Capítulo 6 Núcleos de significações e estrutura formal dos laudos produzidos

6.1 Núcleos de significações extraídos dos documentos pesquisados

6.1.7 Núcleo Mãe capaz de sustentar a vida familiar, mãe participativa e as

Diferentes significados em relação à figura materna aparecem nas falas dos atores. Um dos significados, mãe capaz de sustentar a vida conjugal, expressado nos discursos do advogado da requerida, refere-se à vivência dela na relação com o ex-marido. Em decorrência do uso de drogas e bebidas pelo ex-marido, teve uma vida difícil com ele. A agressão que dele sofreu levou ao fim do relacionamento, e um ano após a separação ganhou a guarda da criança e o pai o direito de visitas quinzenais.

O significado de mãe participativa aparece nos discursos da requerida, via advogado, e nos discursos da assistente social, quando eles afirmam que Edna sempre cuidou do filho, após a separação: “A criança se apresenta bem cuidada, sem queixas significativas na convivência com a mãe e com o pai”. Apesar de os discursos e laudos compartilharem alguns sentidos, se contradizem em outros. Um deles se relaciona ao trabalho da mãe, em que afirma, para o advogado, que Henrique fica com a avó somente durante o seu trabalho. Porém, expressa a psicóloga que Edna passa o tempo todo na casa cuidando dos filhos. Essa contradição talvez possa ser esclarecida pelo fato de a requerida trabalhar em casa, como vendedora de bolsas, ou como aponta seu advogado, ser microempresária de roupas e de produtos de beleza, bem como, em alguns momentos, atuar no bufê do tio: “Trabalha para prover a subsistência do menor, já que a pensão alimentícia é insuficiente”.

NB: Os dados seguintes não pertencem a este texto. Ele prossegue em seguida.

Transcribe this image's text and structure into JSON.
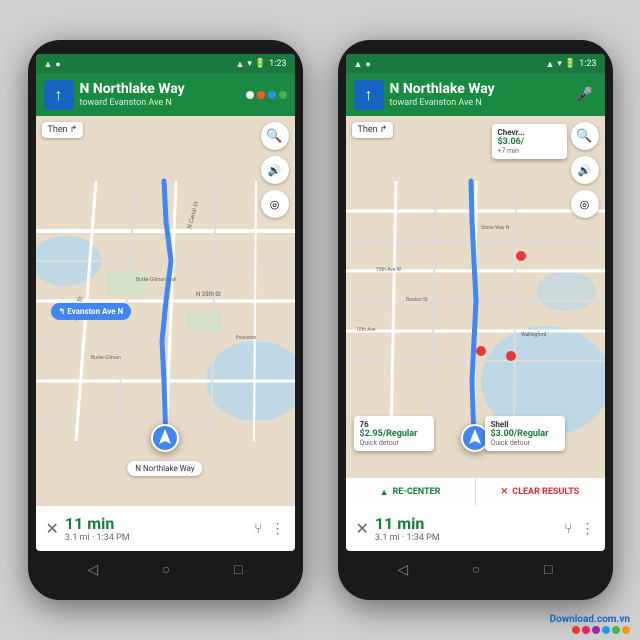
{
  "scene": {
    "background": "#d0d0d0"
  },
  "phone1": {
    "status": {
      "left": "▲ ♦",
      "signal": "▲ WiFi",
      "battery": "1:23"
    },
    "nav_header": {
      "direction": "↑",
      "street": "N Northlake Way",
      "toward": "toward Evanston Ave N",
      "dots_label": "options"
    },
    "then": "Then ↱",
    "map_location": "N Northlake Way",
    "turn_bubble": "↰ Evanston Ave N",
    "bottom": {
      "time": "11 min",
      "details": "3.1 mi · 1:34 PM"
    }
  },
  "phone2": {
    "status": {
      "left": "▲ ♦",
      "battery": "1:23"
    },
    "nav_header": {
      "direction": "↑",
      "street": "N Northlake Way",
      "toward": "toward Evanston Ave N",
      "mic": "🎤"
    },
    "then": "Then ↱",
    "gas_top": {
      "name": "Chevr...",
      "price": "$3.06/",
      "time": "+7 min"
    },
    "gas_bottom_left": {
      "name": "76",
      "price": "$2.95/Regular",
      "label": "Quick detour"
    },
    "gas_bottom_right": {
      "name": "Shell",
      "price": "$3.00/Regular",
      "label": "Quick detour"
    },
    "action_recenter": "RE-CENTER",
    "action_clear": "CLEAR RESULTS",
    "bottom": {
      "time": "11 min",
      "details": "3.1 mi · 1:34 PM"
    }
  },
  "watermark": {
    "text": "Download.com.vn",
    "dots": [
      "#e53935",
      "#e91e63",
      "#9c27b0",
      "#2196f3",
      "#4caf50",
      "#ff9800"
    ]
  }
}
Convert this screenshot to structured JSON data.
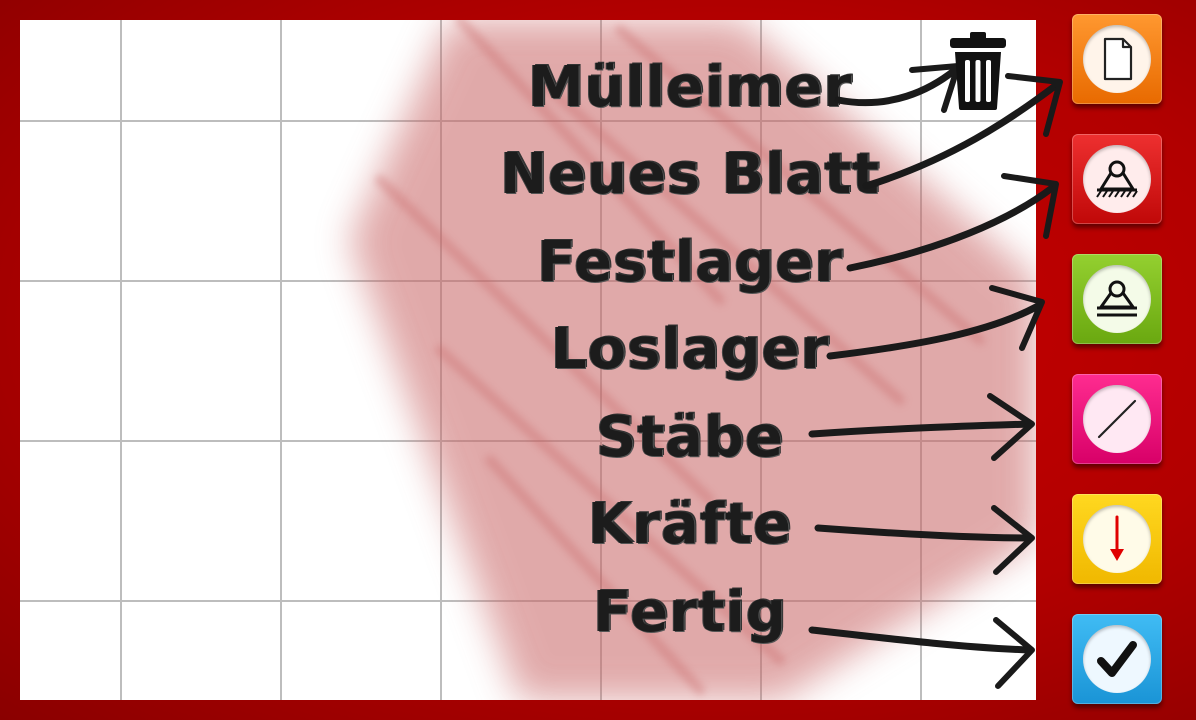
{
  "hints": [
    {
      "id": "trash",
      "label": "Mülleimer"
    },
    {
      "id": "new-sheet",
      "label": "Neues Blatt"
    },
    {
      "id": "fixed-support",
      "label": "Festlager"
    },
    {
      "id": "roller-support",
      "label": "Loslager"
    },
    {
      "id": "bars",
      "label": "Stäbe"
    },
    {
      "id": "forces",
      "label": "Kräfte"
    },
    {
      "id": "done",
      "label": "Fertig"
    }
  ],
  "toolbar": [
    {
      "id": "new-sheet",
      "icon": "document-icon",
      "color": "#f07a10"
    },
    {
      "id": "fixed-support",
      "icon": "fixed-support-icon",
      "color": "#d01818"
    },
    {
      "id": "roller-support",
      "icon": "roller-support-icon",
      "color": "#7cbc1e"
    },
    {
      "id": "bars",
      "icon": "bar-line-icon",
      "color": "#e8107a"
    },
    {
      "id": "forces",
      "icon": "force-arrow-icon",
      "color": "#f6c800"
    },
    {
      "id": "done",
      "icon": "checkmark-icon",
      "color": "#28a8e8"
    }
  ],
  "trash": {
    "icon": "trash-icon"
  },
  "colors": {
    "frame": "#b80000",
    "grid": "#bdbdbd",
    "smear": "#c86464"
  }
}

Outra contradição aparece no laudo psicológico, nas falas da mãe e da criança. A mãe se declara como uma mãe presente na vida do filho, e o filho a enxerga como ausente, desde a ida à escola até as idas ao futebol. Assim, será que a ausência da mãe não está relacionada ao trabalho e à falta de tempo pelo acúmulo de tarefas? Contradição que também aparece no laudo social, quando a mãe reconhece o desejo da criança de morar com o pai, porém se preocupa com o fato de ele e sua esposa trabalharem. Já Henrique expressa que poderá morar com o pai, justamente porque ele não trabalha e assim terá tempo para cuidar dele. Será que esse fato está relacionado ao período da ausência do pai no trabalho, devido a

problemas de saúde?! Será que ocorreu um trabalho interdisciplinar entre esses diferentes profissionais de comarcas diferentes?! Será que houve troca de informações, depois das entrevistas realizadas?! Até porque a informação mais específica sobre o fato de o pai trabalhar ou não foi coletada pelas técnicas de outra comarca. Embora não haja o posicionamento das técnicas na legitimação de um ou de outro discurso, também não há evidências de como foram solucionadas essas contradições. Fundamental, portanto, é que os laudos apresentem essas contradições nas falas dos atores e apontem como elas foram entendidas.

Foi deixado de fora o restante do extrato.